OSpark Orchestrator: Enabling Streaming Output for MiroMind's MiroFlow

As we embark on developing our universal Agent product OSpark, we've chosen to build upon MiroMindAI's open-source project MiroFlow. A key limitation we're addressing first is MiroFlow's lack of streaming output support. In this technical blog, we'll detail how we've enhanced MiroFlow to deliver real-time streaming capabilities through OSpark's orchestrator upgrade.

Core Changes in the Orchestrator

1. New Task Guidance System

def _get_task_guidance(chinese_context: bool = False) -> str:
    """Provides detailed task execution guidance with support for Chinese context"""

• Emphasizes comprehensive information collection and transparent reporting
• Offers specialized handling guidance for Chinese-language tasks
• Avoids premature conclusions while preserving all potential candidate answers

2. Streaming LLM Calling Capability

async def _handle_llm_call_streaming(self, ...):
    """Supports real-time streaming of LLM responses"""

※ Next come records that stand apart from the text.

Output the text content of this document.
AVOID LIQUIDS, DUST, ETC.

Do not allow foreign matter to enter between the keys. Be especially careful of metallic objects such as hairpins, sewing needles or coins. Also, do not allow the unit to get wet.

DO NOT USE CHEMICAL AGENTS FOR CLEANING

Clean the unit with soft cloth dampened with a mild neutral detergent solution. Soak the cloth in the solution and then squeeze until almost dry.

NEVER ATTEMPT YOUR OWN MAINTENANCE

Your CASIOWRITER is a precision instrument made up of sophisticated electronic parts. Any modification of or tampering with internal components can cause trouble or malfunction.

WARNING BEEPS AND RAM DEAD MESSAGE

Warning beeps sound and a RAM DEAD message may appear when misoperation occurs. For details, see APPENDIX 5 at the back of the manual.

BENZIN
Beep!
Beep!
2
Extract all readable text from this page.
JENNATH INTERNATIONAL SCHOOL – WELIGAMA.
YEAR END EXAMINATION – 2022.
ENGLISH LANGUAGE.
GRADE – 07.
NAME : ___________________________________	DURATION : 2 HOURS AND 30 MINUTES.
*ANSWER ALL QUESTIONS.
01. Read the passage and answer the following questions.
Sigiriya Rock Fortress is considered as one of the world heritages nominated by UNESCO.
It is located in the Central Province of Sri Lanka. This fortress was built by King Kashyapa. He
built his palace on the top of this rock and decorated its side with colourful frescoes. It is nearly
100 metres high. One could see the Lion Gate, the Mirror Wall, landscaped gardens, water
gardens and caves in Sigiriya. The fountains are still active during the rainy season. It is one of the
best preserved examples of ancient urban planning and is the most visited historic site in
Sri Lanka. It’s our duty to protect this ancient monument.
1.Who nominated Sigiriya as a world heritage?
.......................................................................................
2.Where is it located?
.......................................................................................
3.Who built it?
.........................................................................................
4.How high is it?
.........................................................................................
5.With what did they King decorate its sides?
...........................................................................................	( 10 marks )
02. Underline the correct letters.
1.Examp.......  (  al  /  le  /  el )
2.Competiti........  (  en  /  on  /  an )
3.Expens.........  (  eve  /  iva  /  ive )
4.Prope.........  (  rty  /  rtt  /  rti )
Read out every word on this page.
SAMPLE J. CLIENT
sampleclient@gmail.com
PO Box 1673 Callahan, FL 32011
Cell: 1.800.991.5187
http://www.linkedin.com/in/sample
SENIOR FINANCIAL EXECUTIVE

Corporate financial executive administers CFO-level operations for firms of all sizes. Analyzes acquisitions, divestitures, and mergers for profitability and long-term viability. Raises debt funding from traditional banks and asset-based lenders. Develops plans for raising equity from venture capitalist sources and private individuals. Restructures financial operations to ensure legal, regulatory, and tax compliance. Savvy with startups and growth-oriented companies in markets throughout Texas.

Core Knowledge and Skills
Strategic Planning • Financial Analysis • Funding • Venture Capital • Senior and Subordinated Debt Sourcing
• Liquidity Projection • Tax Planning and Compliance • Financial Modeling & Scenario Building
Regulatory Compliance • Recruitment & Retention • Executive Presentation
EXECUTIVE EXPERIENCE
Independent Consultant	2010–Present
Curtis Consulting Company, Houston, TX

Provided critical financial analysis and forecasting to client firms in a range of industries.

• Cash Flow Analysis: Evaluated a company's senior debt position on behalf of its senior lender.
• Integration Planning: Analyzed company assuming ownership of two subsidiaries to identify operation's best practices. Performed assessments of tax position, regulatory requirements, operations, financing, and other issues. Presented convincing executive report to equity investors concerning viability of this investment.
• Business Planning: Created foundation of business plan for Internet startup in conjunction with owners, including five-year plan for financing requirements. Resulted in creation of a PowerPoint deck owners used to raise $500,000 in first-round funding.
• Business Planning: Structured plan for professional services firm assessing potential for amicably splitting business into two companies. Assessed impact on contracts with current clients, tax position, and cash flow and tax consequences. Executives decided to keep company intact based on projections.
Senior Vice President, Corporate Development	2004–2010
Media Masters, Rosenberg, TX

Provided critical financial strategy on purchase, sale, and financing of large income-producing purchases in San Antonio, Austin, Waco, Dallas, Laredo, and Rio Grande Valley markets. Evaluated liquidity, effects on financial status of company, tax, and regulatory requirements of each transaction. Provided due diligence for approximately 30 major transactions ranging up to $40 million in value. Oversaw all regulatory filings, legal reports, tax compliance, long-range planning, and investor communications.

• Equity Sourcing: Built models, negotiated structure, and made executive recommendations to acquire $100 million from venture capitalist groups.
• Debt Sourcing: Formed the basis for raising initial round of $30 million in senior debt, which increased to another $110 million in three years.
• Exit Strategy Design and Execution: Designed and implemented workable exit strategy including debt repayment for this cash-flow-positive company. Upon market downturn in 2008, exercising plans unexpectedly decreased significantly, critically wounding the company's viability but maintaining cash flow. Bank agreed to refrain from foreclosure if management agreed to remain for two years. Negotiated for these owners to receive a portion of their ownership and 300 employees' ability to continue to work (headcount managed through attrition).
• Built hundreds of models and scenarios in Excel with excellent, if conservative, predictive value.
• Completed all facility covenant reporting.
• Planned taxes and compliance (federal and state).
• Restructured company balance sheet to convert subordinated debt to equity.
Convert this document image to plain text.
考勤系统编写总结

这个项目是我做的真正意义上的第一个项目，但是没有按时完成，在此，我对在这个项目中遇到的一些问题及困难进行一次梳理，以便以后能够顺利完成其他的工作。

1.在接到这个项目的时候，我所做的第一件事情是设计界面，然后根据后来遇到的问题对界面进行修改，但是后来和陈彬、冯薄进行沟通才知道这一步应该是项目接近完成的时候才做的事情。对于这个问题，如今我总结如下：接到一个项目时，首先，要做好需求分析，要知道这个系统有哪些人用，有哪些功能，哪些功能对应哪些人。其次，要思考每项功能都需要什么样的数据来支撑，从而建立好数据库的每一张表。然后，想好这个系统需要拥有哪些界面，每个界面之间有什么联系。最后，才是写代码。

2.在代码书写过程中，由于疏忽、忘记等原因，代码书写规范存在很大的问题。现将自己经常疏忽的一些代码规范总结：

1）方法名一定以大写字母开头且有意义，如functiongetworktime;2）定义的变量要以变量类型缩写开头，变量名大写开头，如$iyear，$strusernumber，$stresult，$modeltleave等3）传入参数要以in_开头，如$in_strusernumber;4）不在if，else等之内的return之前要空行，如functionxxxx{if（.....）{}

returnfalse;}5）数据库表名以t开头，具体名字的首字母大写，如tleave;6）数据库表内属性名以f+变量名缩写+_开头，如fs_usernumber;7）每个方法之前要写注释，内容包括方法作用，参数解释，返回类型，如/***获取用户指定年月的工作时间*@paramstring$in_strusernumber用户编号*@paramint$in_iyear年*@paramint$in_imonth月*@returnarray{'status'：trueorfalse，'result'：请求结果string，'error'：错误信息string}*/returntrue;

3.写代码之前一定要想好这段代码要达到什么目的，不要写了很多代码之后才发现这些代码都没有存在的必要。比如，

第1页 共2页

• Returns real-time chunks of LLM-generated content
• Integrates tool call information extraction
• Supports streaming calls for both primary and sub-agents

3. Streaming Summary Generation

async def _handle_summary_with_context_limit_retry_streaming(self, ...):
    """Streaming version of summary generation with context limit retry support"""

• Makes the summary generation process visible in real-time
• Automatically handles context length exceeded issues
• Features an intelligent retry mechanism

Design of the StreamingOrchestrator

1. Architectural Design

• Decorator Pattern: Instead of replacing the existing orchestrator, we add streaming capabilities on top of it
• Event-Driven: Implements streaming interactions based on a complete event system
• Task Management: Supports task cancellation, status queries, and lifecycle management

2. Core Functionality

async def execute_task_streaming(self, ...) -> AsyncGenerator[StreamEvent, None]:
    """Executes tasks and returns events in a streaming fashion"""

Three Types of Real-time Interactions:

• LLM Response Streaming: Returns LLM-generated content in real-time
• Tool Execution Transparency: Displays tool call start, execution, and completion statuses
• Progress Status Real-time Updates: Provides detailed execution steps and progress information

3. Event System

class EventType(str, Enum):
    TASK_STARTED = "task_started"           # Task initiation
    TASK_PROGRESS = "task_progress"         # Task progress updates
    LLM_RESPONSE = "llm_response"           # LLM-generated content
    TOOL_CALL_START = "tool_call_start"     # Tool invocation beginning
    TOOL_CALL_COMPLETE = "tool_call_complete" # Tool invocation finished
    ERROR = "error"                         # Error occurrences

Relationship Between the Two Components

1. Collaboration Model: Decorator Pattern

# Streaming orchestrator creates an orchestrator instance internally
orchestrator = Orchestrator(...)

• Composition Relationship: The streaming orchestrator contains an instance of the original orchestrator
• Function Enhancement: Adds streaming capabilities on top of the original orchestrator
• Interface Compatibility: Maintains the original orchestrator's interface unchanged

2. Responsibility Division

Component	Responsibilities
Orchestrator	Core business logic: task execution, LLM calls, tool management
StreamingOrchestrator	Streaming interaction layer: event management, real-time feedback, task lifecycle

3. Data Flow

API Request → StreamingOrchestrator → Create Orchestrator Instance → Execute Core Logic → Generate Streaming Events → Return in Real-time

Core Value

1. User Experience Enhancement

• Transparent Execution: Users can observe the AI's real-time thinking process
• Instant Feedback: Real-time visibility of LLM responses, tool execution, and task progress
• Controllability: Supports task cancellation and status monitoring

2. Technical Architecture Advantages

• Backward Compatibility: All original functionalities are preserved, enabling gradual migration
• Separation of Concerns: Clear separation between core logic and interaction experience
• Extensibility: Event-driven architecture supports flexible feature expansion

3. Practical Applications

• Real-time AI Assistant: Web interfaces that display the AI's thinking process in real-time
• Debugging and Monitoring: Developers can monitor execution processes and performance metrics in real-time
• Interactive Development: Supports task cancellation, parameter adjustment, and result verification

Conclusion

With the introduction of the StreamingOrchestrator, OSpark achieves a significant transformation from "black box" execution to "transparent" interaction. Using a decorator pattern design, we provide users with an improved interaction experience while maintaining backward compatibility, and offer developers enhanced observability and extensibility. This architecture not only addresses current real-time interaction needs but also lays a solid foundation for future feature expansion.